Scholars have recognized that academic research has lagged behind the fast development of codes of corporate governance (Aguilera and Cuervo-Cazurra 2009). This has two consequences: first, code recommendations are not necessarily based on a sound understanding of the role of the board and its influence on company performance; second, research on the theory behind comply-or-explain corporate governance codes is scarce, and we do not fully understand how this mechanism functions (Seidl et al. 2013; Seidl 2007; Aguilera & Cuervo-Cazurra 2009).

With regard to the first point — there is only scattered academic work questioning the substance and content of corporate governance codes and whether, and in what circumstances, adoption of recommended practices has valuable outcomes for corporations and their stakeholders (Fineold et al. 2007).

As Finegold et al. put it, ‘there is, at best, weak guidance for policymakers on what governance practices will lead to more effective firm performance’ (2007, p. 865).

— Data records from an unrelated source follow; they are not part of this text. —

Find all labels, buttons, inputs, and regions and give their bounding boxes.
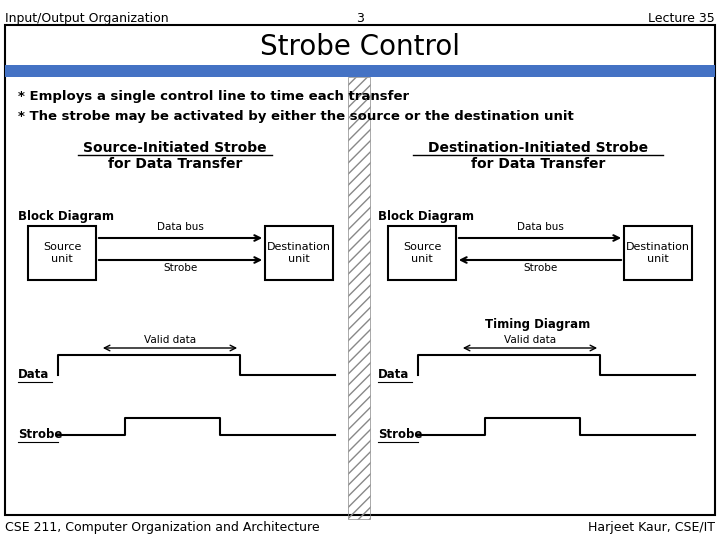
Bar xyxy=(624,226,692,280)
Text: Lecture 35: Lecture 35 xyxy=(648,12,715,25)
Text: Destination
unit: Destination unit xyxy=(267,242,331,264)
Text: Valid data: Valid data xyxy=(504,335,556,345)
Text: Strobe Control: Strobe Control xyxy=(260,33,460,61)
Bar xyxy=(348,77,370,519)
Text: Data bus: Data bus xyxy=(156,222,204,232)
Text: Strobe: Strobe xyxy=(523,263,557,273)
Text: Strobe: Strobe xyxy=(18,429,63,442)
Text: Valid data: Valid data xyxy=(144,335,196,345)
Text: Source
unit: Source unit xyxy=(42,242,81,264)
Text: Block Diagram: Block Diagram xyxy=(378,210,474,223)
Text: Block Diagram: Block Diagram xyxy=(18,210,114,223)
Text: Strobe: Strobe xyxy=(163,263,197,273)
Bar xyxy=(388,226,456,280)
Bar xyxy=(28,226,96,280)
Text: Source
unit: Source unit xyxy=(402,242,441,264)
Text: Data: Data xyxy=(18,368,50,381)
Text: Source-Initiated Strobe: Source-Initiated Strobe xyxy=(84,141,267,155)
Text: for Data Transfer: for Data Transfer xyxy=(108,157,242,171)
Text: Input/Output Organization: Input/Output Organization xyxy=(5,12,168,25)
Text: * The strobe may be activated by either the source or the destination unit: * The strobe may be activated by either … xyxy=(18,110,574,123)
Text: 3: 3 xyxy=(356,12,364,25)
Text: Destination-Initiated Strobe: Destination-Initiated Strobe xyxy=(428,141,648,155)
Text: for Data Transfer: for Data Transfer xyxy=(471,157,606,171)
Bar xyxy=(5,65,715,77)
Text: * Employs a single control line to time each transfer: * Employs a single control line to time … xyxy=(18,90,409,103)
Text: Data: Data xyxy=(378,368,410,381)
Text: Data bus: Data bus xyxy=(516,222,564,232)
Text: Harjeet Kaur, CSE/IT: Harjeet Kaur, CSE/IT xyxy=(588,521,715,534)
Text: Strobe: Strobe xyxy=(378,429,423,442)
Text: CSE 211, Computer Organization and Architecture: CSE 211, Computer Organization and Archi… xyxy=(5,521,320,534)
Text: Destination
unit: Destination unit xyxy=(626,242,690,264)
Bar xyxy=(265,226,333,280)
Text: Timing Diagram: Timing Diagram xyxy=(485,318,590,331)
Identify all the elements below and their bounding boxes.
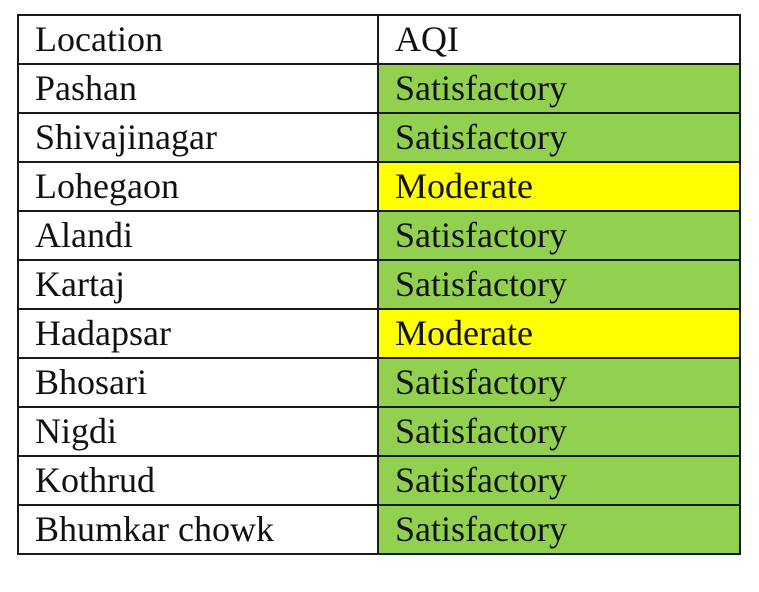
aqi-cell: Satisfactory (377, 63, 741, 114)
location-cell: Shivajinagar (17, 112, 379, 163)
aqi-cell: Satisfactory (377, 210, 741, 261)
location-cell: Pashan (17, 63, 379, 114)
table-row: Alandi Satisfactory (17, 210, 741, 261)
aqi-cell: Moderate (377, 308, 741, 359)
table-row: Hadapsar Moderate (17, 308, 741, 359)
aqi-cell: Satisfactory (377, 504, 741, 555)
location-cell: Hadapsar (17, 308, 379, 359)
table-row: Bhosari Satisfactory (17, 357, 741, 408)
aqi-cell: Moderate (377, 161, 741, 212)
location-cell: Bhosari (17, 357, 379, 408)
table-row: Nigdi Satisfactory (17, 406, 741, 457)
location-cell: Alandi (17, 210, 379, 261)
header-location: Location (17, 14, 379, 65)
aqi-cell: Satisfactory (377, 357, 741, 408)
aqi-cell: Satisfactory (377, 455, 741, 506)
aqi-table: Location AQI Pashan Satisfactory Shivaji… (17, 14, 741, 555)
location-cell: Lohegaon (17, 161, 379, 212)
table-row: Bhumkar chowk Satisfactory (17, 504, 741, 555)
location-cell: Kothrud (17, 455, 379, 506)
location-cell: Kartaj (17, 259, 379, 310)
aqi-table-body: Location AQI Pashan Satisfactory Shivaji… (17, 14, 741, 555)
location-cell: Nigdi (17, 406, 379, 457)
aqi-cell: Satisfactory (377, 112, 741, 163)
header-aqi: AQI (377, 14, 741, 65)
table-row: Kartaj Satisfactory (17, 259, 741, 310)
table-row: Kothrud Satisfactory (17, 455, 741, 506)
table-row: Lohegaon Moderate (17, 161, 741, 212)
aqi-cell: Satisfactory (377, 406, 741, 457)
table-header-row: Location AQI (17, 14, 741, 65)
location-cell: Bhumkar chowk (17, 504, 379, 555)
table-row: Shivajinagar Satisfactory (17, 112, 741, 163)
aqi-cell: Satisfactory (377, 259, 741, 310)
table-row: Pashan Satisfactory (17, 63, 741, 114)
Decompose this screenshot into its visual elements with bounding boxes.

On the second point — other than several surveys of compliance rates, the fact remains that ‘very little scholarly research has been carried out on how the comply-or-explain mechanism functions in practice’ (Seidl et al. 2013, p. 792).

Seidl states: ‘Although codes of corporate governance have come to be widely used as a mode of regulating corporations, our understanding of how they function is still rather limited’ (Seidl 2006, p. 1s).

As introduced above, we do not fully understand why companies voluntarily adopt code provisions or whether they take full advantage of the flexibility inherent in the comply-or-explain system. Even the Organization for Economic Co-operation and Development (OECD), which has published Corporate Governance Principles since 1999, has made the statement that:

Although voluntary codes and principles have the advantage of maintaining flexibility and avoiding excessive and costly legal and regulatory measures, the question of their effectiveness does arise (OECD 2004, p. 52)
  1. Aguilera, RV & Cuervo-Cazurra, A 2004, ‘Codes of good governance worldwide: what’s the trigger?’, Organizational Studies, vol. 25, pp. 415 – 43.
  2. Aguilera, RV & Cervo-Cazurra, A 2009, ‘Codes of good governance’, Corporate Governance: An International Review, vol. 17, pp. 376 – 87.
  3. Baldwin, R & Black, J 2008, ‘Really responsive regulation’, International Review of Law and Economics, vol. 30, pp. 193 – 201.
  4. Seidl, D 2006, Regulating Organizations through Codes of Corporate Governance, Working Paper No. 338, Centre for Business Research, University of Cambridge, December 2006.
  5. López Iturriaga, FJ (ed.) 2009, Codes of Good Governance Worldwide, Cheltenham: Edward Elgar.
  6. Luo, Y & Salterio, SE 2014, ‘Governance quality in a “comply or explain” governance disclosure regime’, Corporate Governance: An International Review, vol. 22, no. 6, pp. 460 – 81.
  7. Coglianese, C & Lazer, D 2003 ‘Management-based regulation: prescribing private management to achieve public goals’, Law & Society Review, vol. 37, no. 4, pp. 691 – 730.
  8. Keay, A 2014, ‘Comply or explain: in need of greater regulatory oversight’ Legal Studies, vol. 34, no. 2, pp. 279 – 304.
  9. Seidl, D, Sanderson, P & Roberts, J 2013, ‘Applying the ‘comply-or-explain’ principle: discursive legitimacy tactics with regard to codes of corporate governance’, Journal of Management and Governance, vol. 17, no. 3, pp. 791 – 826.